根拠「?」でも有名人が愛飲

2012年06月20日 12時00分

【なつかしの健康法列伝:椎菌健康法】

 1981年出版の書籍「驚異の椎菌健康法」(甲斐良一著)のヒットからブームとなったのが、椎菌健康法だ。

 椎菌とは、シイタケの菌糸体から抽出した液体のこと。同書によると、肝機能障害の改善や、がんの延命が期待できるという。

 また、他の研究結果では二日酔いから肺炎、胃潰瘍、高血圧、糖尿病、小児ぜんそく、リウマチに効果ありとの報告もあったとか。

 当時の報道によると、三木武夫元首相をはじめ、政治評論家の細川隆元氏、女優の小川知子など多くの有名人も愛飲していたとされた。

 特に三木元首相は「その(椎菌の)せいか分かりませんが、血圧や血糖値も正常値を保ち、全く異常はないのですよ。毎日1本飲んでいますが、私の体に合っているようですね」「実は、これはエジプトの故サダト大統領にも差し上げて大変喜ばれまして」と語るなど、かなりお気に入りだった様子である。

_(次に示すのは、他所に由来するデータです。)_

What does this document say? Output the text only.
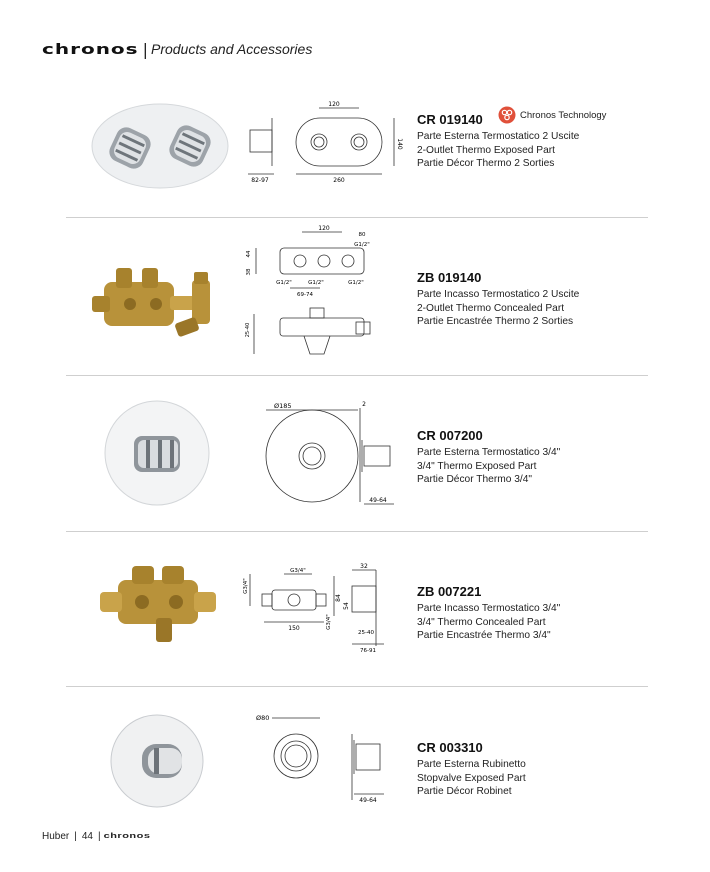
chronos | Products and Accessories
120
82-97	260
140
CR 019140
Parte Esterna Termostatico 2 Uscite
2-Outlet Thermo Exposed Part
Partie Décor Thermo 2 Sorties
Chronos Technology
120
G1/2"
44
38
G1/2"	G1/2"	G1/2"
80
69-74
25-40
ZB 019140
Parte Incasso Termostatico 2 Uscite
2-Outlet Thermo Concealed Part
Partie Encastrée Thermo 2 Sorties
Ø185	2
49-64
CR 007200
Parte Esterna Termostatico 3/4"
3/4" Thermo Exposed Part
Partie Décor Thermo 3/4"
G3/4"
G3/4"
150	G3/4"
32
84
54
25-40
76-91
ZB 007221
Parte Incasso Termostatico 3/4"
3/4" Thermo Concealed Part
Partie Encastrée Thermo 3/4"
Ø80
49-64
CR 003310
Parte Esterna Rubinetto
Stopvalve Exposed Part
Partie Décor Robinet
Huber | 44 | chronos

 さてこの椎菌、このころは「がんの特効薬となるか」と期待され研究が進められたが、決定的な根拠にはたどり着けず。しかし、現在も椎菌のみならずアガリクスやメシマコブなどキノコ系の健康食品は多く発売されている。とはいえ、当時の「シイタケを1枚、水を入れたコップに一晩ひたして、それを飲んでも効果あり」というのは少し「?」な気もするが…。